Part Two: The Child’s Perspective


Why Is This Happening to Me?

While parenting is a rewarding experience full of funny moments and great accomplishments, it no doubt presents challenges most of the time on a daily basis. Kids! They love to eat, snack and eat again. They change their clothes, leaving piles of questionable laundry, make a mess of their toys and complain about being bored. Right?

Even if you haven’t raised children yet, you likely have watched other children or cared for a relative or listened to a parent-friend vent about their adventures and know some of the pressures of parenting. You might know the relief it brings when someone else watches your child or you might be that relief person for someone. Some families, unfortunately, do not have that support or “village” to help them. Some are single parents facing other adversities like poverty, homelessness, substance dependency, domestic violence, human trafficking, or worse. Much of this stemming from the fact that they never had the opportunity to deal with their own history of abuse and neglect. The more a parent experiences these risk factors there is a stronger likelihood that their children are at risk for abuse or neglect too.

A child develops a bond with their caregivers as a means of survival.

That bond can still be strong even if the child is being abused or neglected. A child may be experiencing what we know to be abuse or neglect, but he or she may not understand it as such. To them, it is being absorbed into their minds as normalcy. Thus, when a mandated reporter, an extended family member or even a neighbor makes a report and the child is removed, they experience it as traumatic. The child is being removed from their home, their belongings and the people they know and love. When it happens like this, the children are the ones who are put in a new, strange place.

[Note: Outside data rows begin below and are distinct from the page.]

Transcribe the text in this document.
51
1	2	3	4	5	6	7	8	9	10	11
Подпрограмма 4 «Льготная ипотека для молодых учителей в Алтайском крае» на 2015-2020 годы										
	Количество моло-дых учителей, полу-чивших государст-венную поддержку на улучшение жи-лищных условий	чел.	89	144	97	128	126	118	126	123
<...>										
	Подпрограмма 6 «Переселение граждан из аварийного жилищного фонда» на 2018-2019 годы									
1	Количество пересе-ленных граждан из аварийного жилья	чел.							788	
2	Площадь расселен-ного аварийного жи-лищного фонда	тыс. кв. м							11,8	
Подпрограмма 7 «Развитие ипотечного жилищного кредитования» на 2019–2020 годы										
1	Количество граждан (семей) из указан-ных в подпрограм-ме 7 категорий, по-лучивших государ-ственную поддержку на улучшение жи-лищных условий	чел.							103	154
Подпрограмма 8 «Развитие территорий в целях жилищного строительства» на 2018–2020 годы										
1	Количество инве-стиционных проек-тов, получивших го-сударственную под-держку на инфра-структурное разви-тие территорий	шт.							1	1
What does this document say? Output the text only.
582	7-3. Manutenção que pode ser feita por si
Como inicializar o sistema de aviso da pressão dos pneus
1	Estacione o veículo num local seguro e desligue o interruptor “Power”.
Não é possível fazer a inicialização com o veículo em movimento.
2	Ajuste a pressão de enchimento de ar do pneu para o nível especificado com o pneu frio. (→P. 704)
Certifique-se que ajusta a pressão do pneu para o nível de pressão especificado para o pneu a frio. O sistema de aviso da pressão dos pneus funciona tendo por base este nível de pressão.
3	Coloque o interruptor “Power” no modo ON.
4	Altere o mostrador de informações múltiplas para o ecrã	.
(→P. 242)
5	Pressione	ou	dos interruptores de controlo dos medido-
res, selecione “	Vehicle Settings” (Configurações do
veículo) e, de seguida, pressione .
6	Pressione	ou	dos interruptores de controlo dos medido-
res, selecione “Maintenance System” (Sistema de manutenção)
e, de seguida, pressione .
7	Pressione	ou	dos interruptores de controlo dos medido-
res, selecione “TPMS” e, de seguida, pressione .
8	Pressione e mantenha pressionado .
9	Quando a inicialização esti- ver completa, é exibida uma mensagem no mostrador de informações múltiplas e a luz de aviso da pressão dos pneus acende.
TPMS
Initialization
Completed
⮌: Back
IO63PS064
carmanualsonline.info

Although this may be a place where people are smiling, welcoming and doing everything possible to make them feel better, the child is likely to have difficulty with trust and will need time to let the realities of what has happened to them sink-in. For most of the children in foster care, they are hoping this will end soon and life will return to “normal” because it is the only thing they know. In their new situation, there are now new rules and expectations—maybe new in the sense that they never had accountability before. A child who had their whole life changed because of the adults in their life making poor decisions or just not having the resources or support to provide for them adequately, may feel somehow that they are being punished. They may be focusing on what they did wrong to cause all of this turmoil to happen in their lives.

Children in these circumstances need as much support as they can get.

This is where the foster family can really have an impact for good on the lives of the children in their care. A foster family can do so much more than provide a home for a child. A foster parent can be an advocate for a child. They can foster more than the child; they can become partners for good with the child’s family.

They can create lifelong connections with a family who didn’t have a village, who didn’t have someone who really cared or who was there for them.

It’s true, parents who have had their children removed from their care are angry. They have been called out, held accountable by a court of law for their actions (or lack thereof). This is embarrassing and humiliating. Some need more time than others to deal with this and some are successful and others are not. Foster families who choose to come alongside a family in these conditions stand in the gap like no one else, no agency, no service or program can, uniting to help the child in the best ways available.

Each case is unique and not one worker would likely be able to predict the outcome for each situation but could you be the one to stand in the gap? In the gap for a child who unfortunately lost so much for the choices of the adults in their life? Thank you!